2. Ich war nie der Typ, der wusste, was in zwei Jahren ist, war nie der klassische Karrieretyp. Man muss sich in seinem Arbeitsleben auch mal vom Bauchgefühl leiten lassen. Vorher sollte man sich aber auch einen Freiraum geschaffen haben, der keinen großen Rattenschwanz an Verantwortung mit sich zieht – erst dann kann man es sich wirklich leisten, sich auf das Bauchgefühl zu verlassen.
3. Es braucht immer kleine Schritte, Sachen entwickeln sich.
4. Man muss lobend die Förderstellen erwähnen: Ich war im Gründerprogramm des AMS, besuchte Gründerworkshops der WKO, hatte Unterstützung und Begleitung von Experten beim Schreiben vom Businessplan und besuchte Wifi-Kurse, die zu 70 Prozent gefördert wurden. Ich habe mich in Rechnungswesen weiterbilden lassen, da hatte ich bei der Gründung bedarf.

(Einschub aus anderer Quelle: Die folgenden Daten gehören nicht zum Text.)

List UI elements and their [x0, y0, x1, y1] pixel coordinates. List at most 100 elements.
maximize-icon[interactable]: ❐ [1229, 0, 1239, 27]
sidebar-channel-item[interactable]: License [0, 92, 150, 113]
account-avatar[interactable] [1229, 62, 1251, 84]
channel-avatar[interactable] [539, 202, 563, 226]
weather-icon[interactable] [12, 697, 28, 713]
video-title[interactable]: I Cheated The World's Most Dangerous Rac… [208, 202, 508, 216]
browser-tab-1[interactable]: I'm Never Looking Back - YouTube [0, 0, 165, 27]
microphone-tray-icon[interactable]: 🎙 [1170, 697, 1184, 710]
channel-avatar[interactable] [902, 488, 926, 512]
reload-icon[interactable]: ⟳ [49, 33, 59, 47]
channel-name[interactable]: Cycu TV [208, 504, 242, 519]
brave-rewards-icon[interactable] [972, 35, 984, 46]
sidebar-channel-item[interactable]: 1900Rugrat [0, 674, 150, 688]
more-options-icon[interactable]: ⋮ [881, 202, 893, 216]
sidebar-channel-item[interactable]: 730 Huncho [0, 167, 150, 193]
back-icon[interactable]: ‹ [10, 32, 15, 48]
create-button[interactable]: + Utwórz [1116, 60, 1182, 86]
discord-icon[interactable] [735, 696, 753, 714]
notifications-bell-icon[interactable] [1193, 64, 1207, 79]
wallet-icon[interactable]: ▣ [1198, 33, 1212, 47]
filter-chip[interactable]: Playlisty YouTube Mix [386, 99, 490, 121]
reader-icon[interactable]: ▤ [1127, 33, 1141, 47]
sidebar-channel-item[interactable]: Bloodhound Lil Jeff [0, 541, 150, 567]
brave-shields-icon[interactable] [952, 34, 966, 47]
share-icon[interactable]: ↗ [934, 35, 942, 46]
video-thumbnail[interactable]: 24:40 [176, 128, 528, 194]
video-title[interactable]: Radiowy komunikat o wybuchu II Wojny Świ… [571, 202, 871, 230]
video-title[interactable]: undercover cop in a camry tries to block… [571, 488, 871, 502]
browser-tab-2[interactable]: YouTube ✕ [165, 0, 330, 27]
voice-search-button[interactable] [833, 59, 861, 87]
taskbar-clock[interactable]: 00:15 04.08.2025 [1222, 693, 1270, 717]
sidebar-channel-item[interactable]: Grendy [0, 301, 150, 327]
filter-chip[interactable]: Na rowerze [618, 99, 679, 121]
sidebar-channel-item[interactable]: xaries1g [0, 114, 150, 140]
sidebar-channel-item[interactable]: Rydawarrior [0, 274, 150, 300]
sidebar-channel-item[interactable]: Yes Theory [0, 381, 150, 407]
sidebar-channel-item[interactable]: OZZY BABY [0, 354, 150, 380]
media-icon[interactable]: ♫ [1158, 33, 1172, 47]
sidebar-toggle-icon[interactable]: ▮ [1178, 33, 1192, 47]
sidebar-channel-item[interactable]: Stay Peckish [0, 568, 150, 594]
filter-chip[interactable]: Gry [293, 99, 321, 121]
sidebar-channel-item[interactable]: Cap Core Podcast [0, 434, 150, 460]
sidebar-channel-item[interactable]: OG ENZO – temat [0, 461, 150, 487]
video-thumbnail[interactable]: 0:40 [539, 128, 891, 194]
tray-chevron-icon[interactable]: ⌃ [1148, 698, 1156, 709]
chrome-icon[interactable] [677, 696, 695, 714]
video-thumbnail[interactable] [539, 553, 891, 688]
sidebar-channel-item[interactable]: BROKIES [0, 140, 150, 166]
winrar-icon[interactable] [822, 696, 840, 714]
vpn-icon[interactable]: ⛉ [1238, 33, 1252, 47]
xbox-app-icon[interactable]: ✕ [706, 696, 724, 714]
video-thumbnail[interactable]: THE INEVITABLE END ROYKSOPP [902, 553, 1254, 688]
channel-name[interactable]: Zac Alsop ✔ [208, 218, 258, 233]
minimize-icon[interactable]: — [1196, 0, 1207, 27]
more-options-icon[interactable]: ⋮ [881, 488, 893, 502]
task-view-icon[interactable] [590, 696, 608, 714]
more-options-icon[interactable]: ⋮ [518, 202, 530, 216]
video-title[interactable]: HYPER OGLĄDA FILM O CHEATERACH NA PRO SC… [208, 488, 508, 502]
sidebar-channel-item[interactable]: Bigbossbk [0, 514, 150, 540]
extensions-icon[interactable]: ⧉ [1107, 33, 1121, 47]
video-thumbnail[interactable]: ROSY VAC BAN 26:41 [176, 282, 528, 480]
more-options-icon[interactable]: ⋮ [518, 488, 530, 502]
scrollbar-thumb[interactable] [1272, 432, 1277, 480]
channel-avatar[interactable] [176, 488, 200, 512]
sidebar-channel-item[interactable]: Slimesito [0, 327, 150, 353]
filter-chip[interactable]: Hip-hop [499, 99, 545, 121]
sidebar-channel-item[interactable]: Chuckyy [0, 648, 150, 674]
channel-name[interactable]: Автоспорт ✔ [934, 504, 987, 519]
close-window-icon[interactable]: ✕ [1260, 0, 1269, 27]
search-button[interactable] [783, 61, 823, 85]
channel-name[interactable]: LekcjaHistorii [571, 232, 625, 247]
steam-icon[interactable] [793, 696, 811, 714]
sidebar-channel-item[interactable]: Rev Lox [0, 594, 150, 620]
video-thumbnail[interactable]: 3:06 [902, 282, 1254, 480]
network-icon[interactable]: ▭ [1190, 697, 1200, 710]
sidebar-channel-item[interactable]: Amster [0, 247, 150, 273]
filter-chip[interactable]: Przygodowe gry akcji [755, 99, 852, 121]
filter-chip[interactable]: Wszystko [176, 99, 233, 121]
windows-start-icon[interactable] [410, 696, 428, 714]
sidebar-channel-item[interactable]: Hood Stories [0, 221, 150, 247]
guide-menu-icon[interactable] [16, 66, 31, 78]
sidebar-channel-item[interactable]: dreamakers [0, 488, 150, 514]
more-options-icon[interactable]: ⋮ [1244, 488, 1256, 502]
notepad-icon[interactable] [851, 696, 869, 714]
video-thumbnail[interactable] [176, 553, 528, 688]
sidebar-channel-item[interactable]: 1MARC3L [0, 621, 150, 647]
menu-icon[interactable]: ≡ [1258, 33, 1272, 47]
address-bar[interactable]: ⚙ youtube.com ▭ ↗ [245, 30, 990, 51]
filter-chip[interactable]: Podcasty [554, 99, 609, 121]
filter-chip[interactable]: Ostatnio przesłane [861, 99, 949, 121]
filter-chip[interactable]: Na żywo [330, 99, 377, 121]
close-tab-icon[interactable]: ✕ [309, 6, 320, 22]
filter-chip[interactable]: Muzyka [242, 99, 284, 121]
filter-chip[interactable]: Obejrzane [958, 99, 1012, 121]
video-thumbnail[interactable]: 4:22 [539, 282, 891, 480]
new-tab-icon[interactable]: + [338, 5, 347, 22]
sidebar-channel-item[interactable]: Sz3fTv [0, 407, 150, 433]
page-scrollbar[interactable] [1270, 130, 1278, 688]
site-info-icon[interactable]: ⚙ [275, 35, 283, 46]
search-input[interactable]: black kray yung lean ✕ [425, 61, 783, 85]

5. Ich habe mir selbst Gleitzeit erlaubt (lacht). Im Ernst: Auch wenn ich bis zehn am Abend vor dem PC sitze – es fühlt sich nicht nach Arbeit an. Es ist eine Sache, über die man sich, mit den Künstlern gemeinsam, freut. Wenn man selbstständig ist, tut man dann einfach alles für seine Idee.